Esclareceu que a Demandada [PES-2] saiu de casa em maio de 2017 e que só assinaram o acordo seis (6) meses depois dela ter saído de casa. Não assinaram o acordo na presença um do outro, foi entre Advogados. Novamente confrontado com o acordo casa de morada de família junto como doc. 3 ao requerimento inicial (fls. 25), esclareceu que a Dra. [PES-4] era Advogada dele, tendo confirmado que o acordo foi feito em 21/06/2017, mas assinado em definitivo em 19/07/2017.
Referiu não ter pago o IMI do imóvel desde 2019 até 2021 por ter a conta penhorada e consequentemente, não ter conseguido fazer os pagamentos, tendo sido a Demandada [PES-2] a fazê-los no que à sua parte respeita.
A Demandada [PES-2], em sede de declarações de parte disse que terminou a relação amorosa que mantinha com o Demandante em maio de 2017, tendo ainda ficado cerca de um mês no apartamento onde dormia no quarto do filho e juntamente com o filho. Em junho de 2017 saiu de casa. Referiu que o Demandante lhe fez uma “perseguição” depois disso e que houve um processo judicial derivado a esses comportamentos do Demandante e que queria o mínimo de contacto com ele por ter receio dele. Referiu que o acordo casa morada de família lhe foi apresentado pelo Advogado dela na altura, mas que só queria que a deixassem em paz, a ela e ao filho de ambos e que por isso assinou tudo o que lhe pediram. Esclareceu que a conta de onde estava a ser paga a prestação da casa ao banco era conjunta, só tendo falhado com os pagamentos dos IMIs inicialmente, logo após a separação. Instada, disse que aquando da assinatura do acordo casa morada de família estava acompanhada por Advogado, mas que este não a elucidou sobre o acordo, que assinou sem sequer ter pensado no que assinou. Disse que mudou de ideias quanto ao que ficou exarado no acordo casa morada de família porquanto se achou injustiçada relativamente ao Demandante, pois este ia ficar a usufruir do apartamento por uma prestação de cerca de €150,00 ao banco, enquanto que a Demandada teve de arrendar uma casa pelo valor de €250,00.

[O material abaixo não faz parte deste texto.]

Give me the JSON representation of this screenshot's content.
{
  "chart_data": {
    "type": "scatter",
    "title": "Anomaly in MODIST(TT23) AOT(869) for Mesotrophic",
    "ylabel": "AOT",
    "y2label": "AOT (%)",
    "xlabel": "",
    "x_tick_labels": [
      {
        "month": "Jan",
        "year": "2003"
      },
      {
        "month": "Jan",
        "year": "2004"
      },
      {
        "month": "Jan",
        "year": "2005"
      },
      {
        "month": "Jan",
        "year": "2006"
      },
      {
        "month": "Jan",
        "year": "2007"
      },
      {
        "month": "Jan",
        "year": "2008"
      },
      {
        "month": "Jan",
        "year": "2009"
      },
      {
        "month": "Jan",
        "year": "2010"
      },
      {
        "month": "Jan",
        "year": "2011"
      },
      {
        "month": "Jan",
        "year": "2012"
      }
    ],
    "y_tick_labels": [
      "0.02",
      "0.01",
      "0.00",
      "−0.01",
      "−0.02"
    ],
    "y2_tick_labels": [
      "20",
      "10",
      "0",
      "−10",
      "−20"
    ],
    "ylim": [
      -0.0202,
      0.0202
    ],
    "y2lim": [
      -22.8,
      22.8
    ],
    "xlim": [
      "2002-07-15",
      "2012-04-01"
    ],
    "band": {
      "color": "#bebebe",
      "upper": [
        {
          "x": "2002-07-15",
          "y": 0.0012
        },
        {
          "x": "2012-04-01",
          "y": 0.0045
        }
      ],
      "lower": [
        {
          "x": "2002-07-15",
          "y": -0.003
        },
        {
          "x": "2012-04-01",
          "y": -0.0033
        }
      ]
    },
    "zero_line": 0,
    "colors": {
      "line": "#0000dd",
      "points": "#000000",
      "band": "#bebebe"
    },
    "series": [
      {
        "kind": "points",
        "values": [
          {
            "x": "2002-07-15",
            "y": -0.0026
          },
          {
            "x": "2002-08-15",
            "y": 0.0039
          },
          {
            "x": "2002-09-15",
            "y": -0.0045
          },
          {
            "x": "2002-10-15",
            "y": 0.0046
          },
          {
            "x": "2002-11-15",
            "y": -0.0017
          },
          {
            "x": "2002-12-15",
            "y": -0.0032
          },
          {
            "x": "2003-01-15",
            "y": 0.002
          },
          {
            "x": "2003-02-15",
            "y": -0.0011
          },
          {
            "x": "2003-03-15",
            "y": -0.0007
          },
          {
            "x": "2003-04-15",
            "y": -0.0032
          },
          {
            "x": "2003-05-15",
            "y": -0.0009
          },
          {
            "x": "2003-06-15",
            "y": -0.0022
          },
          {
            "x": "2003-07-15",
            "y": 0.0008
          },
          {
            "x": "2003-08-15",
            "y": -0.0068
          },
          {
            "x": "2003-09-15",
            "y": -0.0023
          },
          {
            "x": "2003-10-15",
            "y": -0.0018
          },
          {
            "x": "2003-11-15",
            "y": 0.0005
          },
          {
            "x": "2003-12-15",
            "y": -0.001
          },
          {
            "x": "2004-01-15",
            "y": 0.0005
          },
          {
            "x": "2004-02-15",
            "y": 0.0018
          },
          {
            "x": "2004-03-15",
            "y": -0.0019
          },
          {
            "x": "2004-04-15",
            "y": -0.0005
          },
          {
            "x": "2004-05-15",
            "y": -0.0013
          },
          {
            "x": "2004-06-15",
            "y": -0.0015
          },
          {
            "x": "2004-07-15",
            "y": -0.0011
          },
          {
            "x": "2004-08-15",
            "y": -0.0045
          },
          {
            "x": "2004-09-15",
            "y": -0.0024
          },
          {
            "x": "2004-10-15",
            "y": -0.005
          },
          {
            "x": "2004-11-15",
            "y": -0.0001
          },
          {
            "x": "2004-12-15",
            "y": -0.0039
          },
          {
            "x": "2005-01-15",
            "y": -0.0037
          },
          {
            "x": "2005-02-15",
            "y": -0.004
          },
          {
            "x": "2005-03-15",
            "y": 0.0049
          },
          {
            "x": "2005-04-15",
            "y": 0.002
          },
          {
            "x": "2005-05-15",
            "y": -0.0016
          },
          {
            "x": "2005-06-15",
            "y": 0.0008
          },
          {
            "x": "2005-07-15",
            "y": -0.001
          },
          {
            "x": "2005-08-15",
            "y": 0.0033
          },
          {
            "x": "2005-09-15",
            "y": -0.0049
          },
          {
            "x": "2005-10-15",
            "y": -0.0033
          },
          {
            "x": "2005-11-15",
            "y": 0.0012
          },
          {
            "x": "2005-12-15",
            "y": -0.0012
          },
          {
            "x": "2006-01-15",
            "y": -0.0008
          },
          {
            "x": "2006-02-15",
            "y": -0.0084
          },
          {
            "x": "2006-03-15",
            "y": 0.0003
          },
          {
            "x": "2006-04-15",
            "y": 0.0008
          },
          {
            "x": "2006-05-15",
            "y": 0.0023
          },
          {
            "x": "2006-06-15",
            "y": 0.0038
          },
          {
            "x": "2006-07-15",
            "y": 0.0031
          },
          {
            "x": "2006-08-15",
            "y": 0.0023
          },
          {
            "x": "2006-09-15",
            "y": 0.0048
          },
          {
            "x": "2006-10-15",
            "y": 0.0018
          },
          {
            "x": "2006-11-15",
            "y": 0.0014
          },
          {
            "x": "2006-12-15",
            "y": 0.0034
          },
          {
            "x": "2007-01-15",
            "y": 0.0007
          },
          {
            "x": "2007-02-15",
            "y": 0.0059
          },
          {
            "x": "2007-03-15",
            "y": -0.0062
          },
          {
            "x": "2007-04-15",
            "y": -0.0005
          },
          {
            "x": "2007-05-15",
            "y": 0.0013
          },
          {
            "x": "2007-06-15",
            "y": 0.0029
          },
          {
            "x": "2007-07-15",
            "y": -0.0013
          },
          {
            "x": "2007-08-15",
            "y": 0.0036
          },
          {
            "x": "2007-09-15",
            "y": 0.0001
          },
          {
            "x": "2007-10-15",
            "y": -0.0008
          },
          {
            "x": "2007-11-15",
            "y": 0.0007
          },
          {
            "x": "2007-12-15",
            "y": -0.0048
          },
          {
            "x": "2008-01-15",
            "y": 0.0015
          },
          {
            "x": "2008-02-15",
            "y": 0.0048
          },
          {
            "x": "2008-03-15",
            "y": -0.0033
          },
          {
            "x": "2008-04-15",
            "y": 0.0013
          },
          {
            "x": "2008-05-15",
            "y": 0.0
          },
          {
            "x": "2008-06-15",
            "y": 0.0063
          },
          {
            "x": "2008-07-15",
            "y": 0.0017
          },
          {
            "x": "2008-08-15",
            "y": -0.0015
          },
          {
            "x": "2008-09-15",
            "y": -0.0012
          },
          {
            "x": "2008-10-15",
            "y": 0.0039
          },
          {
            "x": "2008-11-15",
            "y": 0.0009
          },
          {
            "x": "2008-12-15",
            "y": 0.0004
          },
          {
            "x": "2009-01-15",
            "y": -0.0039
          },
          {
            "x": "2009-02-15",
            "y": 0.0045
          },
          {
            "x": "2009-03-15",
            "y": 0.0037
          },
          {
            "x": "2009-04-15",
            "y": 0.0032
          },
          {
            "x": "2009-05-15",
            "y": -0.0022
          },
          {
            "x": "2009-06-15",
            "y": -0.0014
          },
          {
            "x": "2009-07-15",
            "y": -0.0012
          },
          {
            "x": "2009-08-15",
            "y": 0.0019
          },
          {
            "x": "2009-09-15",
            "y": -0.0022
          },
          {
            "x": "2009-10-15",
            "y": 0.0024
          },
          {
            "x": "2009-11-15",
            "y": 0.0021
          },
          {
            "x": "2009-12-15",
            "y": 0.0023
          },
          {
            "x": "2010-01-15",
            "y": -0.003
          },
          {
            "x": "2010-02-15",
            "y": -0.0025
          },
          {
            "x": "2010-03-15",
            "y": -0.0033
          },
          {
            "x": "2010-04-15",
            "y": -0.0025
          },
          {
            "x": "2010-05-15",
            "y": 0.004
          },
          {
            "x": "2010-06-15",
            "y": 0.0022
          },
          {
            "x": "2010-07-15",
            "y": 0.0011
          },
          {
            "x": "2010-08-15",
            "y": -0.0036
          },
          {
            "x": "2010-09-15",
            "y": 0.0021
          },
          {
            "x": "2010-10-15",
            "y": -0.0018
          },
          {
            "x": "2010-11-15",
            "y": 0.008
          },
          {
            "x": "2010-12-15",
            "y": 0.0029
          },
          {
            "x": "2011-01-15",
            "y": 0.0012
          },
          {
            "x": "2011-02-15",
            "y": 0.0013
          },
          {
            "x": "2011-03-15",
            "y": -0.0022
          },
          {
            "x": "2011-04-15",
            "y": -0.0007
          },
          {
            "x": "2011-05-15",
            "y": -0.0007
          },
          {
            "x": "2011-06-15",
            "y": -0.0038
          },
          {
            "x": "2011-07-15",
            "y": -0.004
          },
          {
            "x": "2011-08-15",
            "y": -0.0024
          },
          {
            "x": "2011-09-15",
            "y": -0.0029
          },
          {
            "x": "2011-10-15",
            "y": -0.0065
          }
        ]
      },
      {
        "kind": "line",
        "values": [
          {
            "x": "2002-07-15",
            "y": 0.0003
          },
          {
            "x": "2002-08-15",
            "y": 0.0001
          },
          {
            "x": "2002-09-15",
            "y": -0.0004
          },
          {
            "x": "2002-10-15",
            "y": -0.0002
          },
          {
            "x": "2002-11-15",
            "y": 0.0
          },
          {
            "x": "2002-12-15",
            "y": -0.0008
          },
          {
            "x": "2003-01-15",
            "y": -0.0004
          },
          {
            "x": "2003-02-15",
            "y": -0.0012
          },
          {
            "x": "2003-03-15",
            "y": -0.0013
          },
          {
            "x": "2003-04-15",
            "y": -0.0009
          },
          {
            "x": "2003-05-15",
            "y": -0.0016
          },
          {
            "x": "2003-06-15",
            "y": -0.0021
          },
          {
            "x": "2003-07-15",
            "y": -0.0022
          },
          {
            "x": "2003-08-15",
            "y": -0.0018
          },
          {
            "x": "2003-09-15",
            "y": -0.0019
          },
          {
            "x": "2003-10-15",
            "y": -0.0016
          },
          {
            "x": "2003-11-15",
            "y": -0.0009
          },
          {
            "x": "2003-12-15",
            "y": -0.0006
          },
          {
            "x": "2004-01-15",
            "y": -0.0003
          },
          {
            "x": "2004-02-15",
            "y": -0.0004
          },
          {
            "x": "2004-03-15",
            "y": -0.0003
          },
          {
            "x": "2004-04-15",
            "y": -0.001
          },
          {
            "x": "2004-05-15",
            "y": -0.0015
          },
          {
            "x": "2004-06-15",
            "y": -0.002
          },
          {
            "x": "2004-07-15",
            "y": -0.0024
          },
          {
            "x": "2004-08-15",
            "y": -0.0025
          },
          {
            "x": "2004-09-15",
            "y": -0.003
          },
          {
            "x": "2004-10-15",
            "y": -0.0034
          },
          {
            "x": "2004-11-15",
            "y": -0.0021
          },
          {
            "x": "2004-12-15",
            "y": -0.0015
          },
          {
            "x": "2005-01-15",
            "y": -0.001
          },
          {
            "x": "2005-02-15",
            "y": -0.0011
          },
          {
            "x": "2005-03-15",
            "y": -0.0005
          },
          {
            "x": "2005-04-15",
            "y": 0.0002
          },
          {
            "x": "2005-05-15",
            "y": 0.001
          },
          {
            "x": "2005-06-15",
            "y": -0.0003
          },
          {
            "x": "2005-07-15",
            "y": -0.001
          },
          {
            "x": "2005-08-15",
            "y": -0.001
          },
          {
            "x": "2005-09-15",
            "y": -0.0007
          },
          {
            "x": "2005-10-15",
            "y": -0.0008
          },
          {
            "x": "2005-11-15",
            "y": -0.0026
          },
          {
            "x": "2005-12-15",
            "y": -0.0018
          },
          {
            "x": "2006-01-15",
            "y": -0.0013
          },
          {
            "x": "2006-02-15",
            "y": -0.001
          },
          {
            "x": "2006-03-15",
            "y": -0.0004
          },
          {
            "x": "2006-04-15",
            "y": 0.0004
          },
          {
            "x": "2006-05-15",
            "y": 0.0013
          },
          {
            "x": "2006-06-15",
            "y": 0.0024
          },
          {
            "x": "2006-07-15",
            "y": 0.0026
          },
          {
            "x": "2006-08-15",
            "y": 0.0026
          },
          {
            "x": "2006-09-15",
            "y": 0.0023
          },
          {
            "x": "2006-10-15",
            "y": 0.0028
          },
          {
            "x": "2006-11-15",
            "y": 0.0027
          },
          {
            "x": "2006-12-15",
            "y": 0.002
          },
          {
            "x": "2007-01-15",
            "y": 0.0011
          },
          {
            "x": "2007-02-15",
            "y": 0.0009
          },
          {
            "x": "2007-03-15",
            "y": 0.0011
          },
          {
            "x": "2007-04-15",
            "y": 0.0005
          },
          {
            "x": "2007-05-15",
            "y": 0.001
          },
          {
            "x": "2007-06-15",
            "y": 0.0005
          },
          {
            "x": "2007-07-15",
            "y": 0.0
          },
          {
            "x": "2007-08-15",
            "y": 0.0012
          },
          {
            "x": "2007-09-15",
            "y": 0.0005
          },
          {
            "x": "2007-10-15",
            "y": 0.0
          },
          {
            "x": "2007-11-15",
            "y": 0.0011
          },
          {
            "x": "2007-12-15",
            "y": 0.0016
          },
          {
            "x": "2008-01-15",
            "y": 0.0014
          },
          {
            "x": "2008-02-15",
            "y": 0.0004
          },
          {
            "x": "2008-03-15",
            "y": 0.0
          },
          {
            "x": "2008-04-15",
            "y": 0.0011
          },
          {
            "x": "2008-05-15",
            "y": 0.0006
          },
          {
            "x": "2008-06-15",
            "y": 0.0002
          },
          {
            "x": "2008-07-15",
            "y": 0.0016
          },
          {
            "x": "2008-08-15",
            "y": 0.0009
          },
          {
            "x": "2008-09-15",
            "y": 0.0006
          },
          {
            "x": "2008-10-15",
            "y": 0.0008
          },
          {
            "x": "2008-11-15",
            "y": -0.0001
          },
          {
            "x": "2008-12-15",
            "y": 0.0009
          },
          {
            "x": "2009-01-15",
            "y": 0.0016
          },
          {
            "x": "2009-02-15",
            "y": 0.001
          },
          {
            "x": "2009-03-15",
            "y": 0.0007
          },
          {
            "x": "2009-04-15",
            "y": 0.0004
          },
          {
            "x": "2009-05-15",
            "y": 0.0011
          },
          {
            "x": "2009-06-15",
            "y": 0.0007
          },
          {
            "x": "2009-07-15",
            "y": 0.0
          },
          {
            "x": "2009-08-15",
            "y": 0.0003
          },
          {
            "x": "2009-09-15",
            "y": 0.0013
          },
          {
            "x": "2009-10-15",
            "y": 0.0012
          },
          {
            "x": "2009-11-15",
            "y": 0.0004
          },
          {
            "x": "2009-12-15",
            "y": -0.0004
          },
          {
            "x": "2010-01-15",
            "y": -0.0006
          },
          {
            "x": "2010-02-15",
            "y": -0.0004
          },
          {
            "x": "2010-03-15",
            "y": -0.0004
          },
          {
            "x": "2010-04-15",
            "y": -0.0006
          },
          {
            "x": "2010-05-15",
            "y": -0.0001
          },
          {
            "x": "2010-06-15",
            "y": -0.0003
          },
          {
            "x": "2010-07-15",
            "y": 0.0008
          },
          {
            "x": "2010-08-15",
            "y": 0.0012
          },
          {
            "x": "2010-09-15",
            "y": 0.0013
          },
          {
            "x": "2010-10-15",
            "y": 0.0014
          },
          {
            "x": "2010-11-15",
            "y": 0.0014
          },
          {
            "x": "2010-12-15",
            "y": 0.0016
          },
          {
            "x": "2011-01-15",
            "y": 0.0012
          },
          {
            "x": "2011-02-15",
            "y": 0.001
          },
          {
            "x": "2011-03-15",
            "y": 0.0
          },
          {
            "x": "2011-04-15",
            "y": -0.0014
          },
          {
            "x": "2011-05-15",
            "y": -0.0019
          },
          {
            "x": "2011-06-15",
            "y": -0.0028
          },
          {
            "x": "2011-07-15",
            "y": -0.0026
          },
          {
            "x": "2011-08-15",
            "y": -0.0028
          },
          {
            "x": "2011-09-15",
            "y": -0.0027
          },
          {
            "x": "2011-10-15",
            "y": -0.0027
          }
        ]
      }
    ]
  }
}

A testemunha apresentada pelo demandante, [PES-7], pai do Demandante disse que o filho vendeu o apartamento em 2017 porque estava com dificuldades em pagar tudo sozinho. Foi o filho da testemunha que ficou a viver no apartamento de ambos, sabendo que a Demandada ficou exonerada de qualquer responsabilidade pelo pagamento das despesas referentes ao imóvel e que o Demandante é que ficou a pagar essas despesas. Quando à escritura do imóvel disse “não estava presente, não sei”, referindo saber apenas que a ex-nora recebeu metade do lucro com a venda do apartamento. Lembra-se de ter chegado a ver o documento que a ex-nora assinou a dizer que prescindia da sua parte quando o imóvel fosse vendido, mas que ela posteriormente exigiu esse valor ao seu filho. Desconhece o que o filho fez aos móveis que estavam no apartamento. Referiu desconhecer que existissem conflitos entre eles ou da existência de algum processo crime.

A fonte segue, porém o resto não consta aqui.